En el convulso paisaje político español, donde los discursos inflamados se entrecruzan con la fatiga de una democracia herida por la desafección, hay una generación, a la que pertenezco, que actúa como dique de contención. Los llamados boomers, aquellos nacidos en las décadas de la expansión demográfica del franquismo tardío y la transición, se han convertido en el tapón que impide que el mensaje de Vox se desborde y transforme todo el tablero político en un escenario de involución, como así apuntan las encuestas.

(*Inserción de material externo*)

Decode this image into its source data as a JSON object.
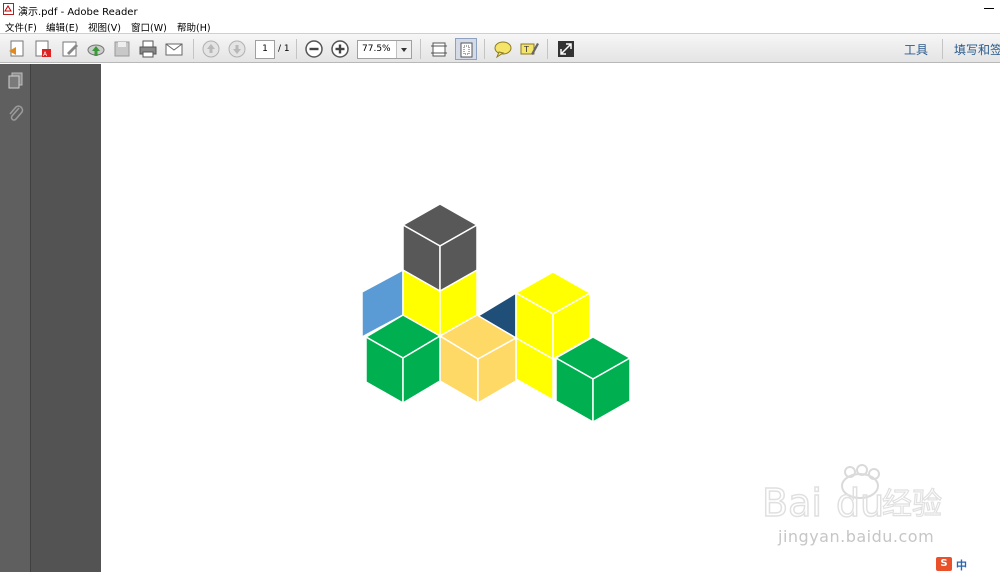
{
  "window": {
    "title": "演示.pdf - Adobe Reader"
  },
  "menu": {
    "items": [
      {
        "label": "文件(F)"
      },
      {
        "label": "编辑(E)"
      },
      {
        "label": "视图(V)"
      },
      {
        "label": "窗口(W)"
      },
      {
        "label": "帮助(H)"
      }
    ]
  },
  "toolbar": {
    "icons": [
      "open-icon",
      "create-pdf-icon",
      "edit-icon",
      "cloud-upload-icon",
      "save-icon",
      "print-icon",
      "email-icon",
      "page-up-icon",
      "page-down-icon",
      "zoom-out-icon",
      "zoom-in-icon",
      "fit-width-icon",
      "fit-page-icon",
      "comment-icon",
      "highlight-icon",
      "fullscreen-icon"
    ],
    "page_current": "1",
    "page_total": "/ 1",
    "zoom": "77.5%",
    "tools_label": "工具",
    "fill_sign_label": "填写和签"
  },
  "document": {
    "colors": {
      "dark_gray": "#585858",
      "yellow": "#ffff00",
      "light_blue": "#5b9bd5",
      "green": "#00b050",
      "peach": "#ffd966",
      "navy": "#1f4e79"
    }
  },
  "watermark": {
    "brand": "Bai du 经验",
    "url": "jingyan.baidu.com"
  },
  "ime": {
    "logo": "S",
    "mode": "中"
  }
}
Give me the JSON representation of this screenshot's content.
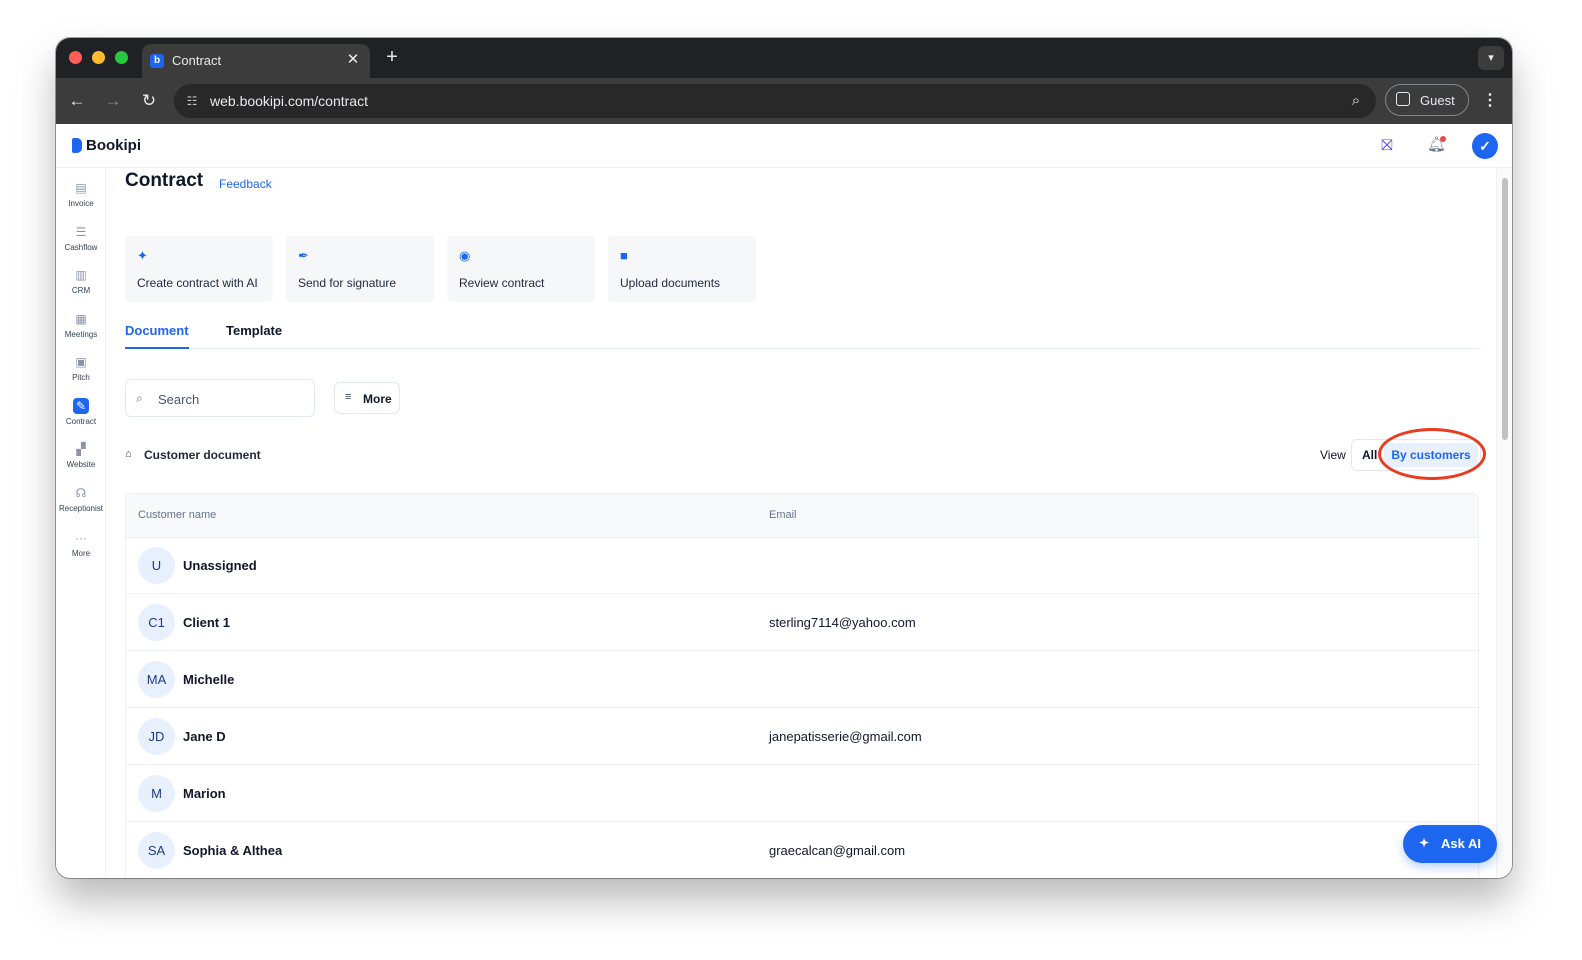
{
  "browser": {
    "tab_title": "Contract",
    "tab_favicon_glyph": "b",
    "url": "web.bookipi.com/contract",
    "profile_label": "Guest"
  },
  "app": {
    "brand": "Bookipi",
    "accent_color": "#1d66f0",
    "notification_dot_color": "#ef4444"
  },
  "sidebar": {
    "items": [
      {
        "label": "Invoice",
        "icon": "invoice-icon",
        "active": false
      },
      {
        "label": "Cashflow",
        "icon": "cashflow-icon",
        "active": false
      },
      {
        "label": "CRM",
        "icon": "crm-icon",
        "active": false
      },
      {
        "label": "Meetings",
        "icon": "meetings-icon",
        "active": false
      },
      {
        "label": "Pitch",
        "icon": "pitch-icon",
        "active": false
      },
      {
        "label": "Contract",
        "icon": "contract-icon",
        "active": true
      },
      {
        "label": "Website",
        "icon": "website-icon",
        "active": false
      },
      {
        "label": "Receptionist",
        "icon": "receptionist-icon",
        "active": false
      },
      {
        "label": "More",
        "icon": "more-dots-icon",
        "active": false
      }
    ]
  },
  "page": {
    "title": "Contract",
    "feedback": "Feedback"
  },
  "actions": [
    {
      "label": "Create contract with AI",
      "icon": "sparkle-icon"
    },
    {
      "label": "Send for signature",
      "icon": "pen-icon"
    },
    {
      "label": "Review contract",
      "icon": "eye-icon"
    },
    {
      "label": "Upload documents",
      "icon": "folder-icon"
    }
  ],
  "tabs": [
    {
      "label": "Document",
      "active": true
    },
    {
      "label": "Template",
      "active": false
    }
  ],
  "search": {
    "placeholder": "Search",
    "value": ""
  },
  "filter": {
    "label": "More"
  },
  "section": {
    "title": "Customer document"
  },
  "view": {
    "label": "View",
    "options": [
      "All",
      "By customers"
    ],
    "selected": "By customers"
  },
  "table": {
    "columns": [
      "Customer name",
      "Email"
    ],
    "rows": [
      {
        "initials": "U",
        "name": "Unassigned",
        "email": ""
      },
      {
        "initials": "C1",
        "name": "Client 1",
        "email": "sterling7114@yahoo.com"
      },
      {
        "initials": "MA",
        "name": "Michelle",
        "email": ""
      },
      {
        "initials": "JD",
        "name": "Jane D",
        "email": "janepatisserie@gmail.com"
      },
      {
        "initials": "M",
        "name": "Marion",
        "email": ""
      },
      {
        "initials": "SA",
        "name": "Sophia & Althea",
        "email": "graecalcan@gmail.com"
      }
    ]
  },
  "ask_ai": {
    "label": "Ask AI"
  }
}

Firma de los “Pactos de la Moncloa” en 1977 EFE
No es casualidad. En su biografía colectiva late todavía la cultura del pacto, la impronta de la transición, el recuerdo de la generosidad de quienes entendieron que sin cesiones recíprocas no había futuro. Esa memoria, sedimentada durante décadas, funciona como un ancla frente a la hipérbole de la política actual. El boomer ha visto demasiado: la dictadura que se agotaba, el salto a la democracia, los acuerdos de la Moncloa, el ruido de sables, el 23-F, y también la larga sombra del terrorismo etarra, que convirtió la violencia extrema en una presencia cotidiana, un veneno que supo curarse sólo con firmeza democrática, contención posibilista y con instituciones fuertes.
Esa experiencia histórica hace del boomer un votante precavido, casi escéptico ante quienes venden soluciones simples a problemas complejos, envueltas en gritos. Si el joven, en lógica, ansía un futuro que observa con incertidumbre, y el millennial vive atrapado entre la precariedad y la indignación, el boomer se aferra a la estabilidad como a un salvavidas. No es que adore al bipartidismo; es que sabe, en su memoria íntima, que sin PP y PSOE como columnas maestras, el edificio democrático se tambalearía.
De ahí que Vox encuentre en esta franja un muro más sólido que en ninguna otra. El boomer de derechas prefiere el refugio del PP antes que lanzarse al vértigo de la extrema derecha. El de izquierdas, aunque descontento, mantiene fidelidad al PSOE como quien ha creado una lealtad de viejo compañero de viaje. La radicalidad, para ellos, no es épica, sino un eco peligroso de tiempos que nadie quiere revivir. Por eso participan en masa en las urnas.
Podría decirse, con cierto dramatismo, que los boomers son los últimos guardianes del espíritu de la transición. Son el tapón que impide la fuga hacia los extremos, el muro que frena la demolición del consenso. Cuando ellos desaparezcan del censo electoral, España habrá perdido algo más que un grupo de votantes disciplinados: habrá perdido la memoria de que el pacto, por difícil que sea, es la única argamasa capaz de sostener una democracia madura.
Y ahora que proliferan textos que cuestionan a la generación boomer, con alguna verdad, todo sea dicho, no estaría de más subrayar que estos ochenteros en edad de colonoscopia siguen protegiendo, como pocos, nuestra democracia liberal. Al menos, de momento.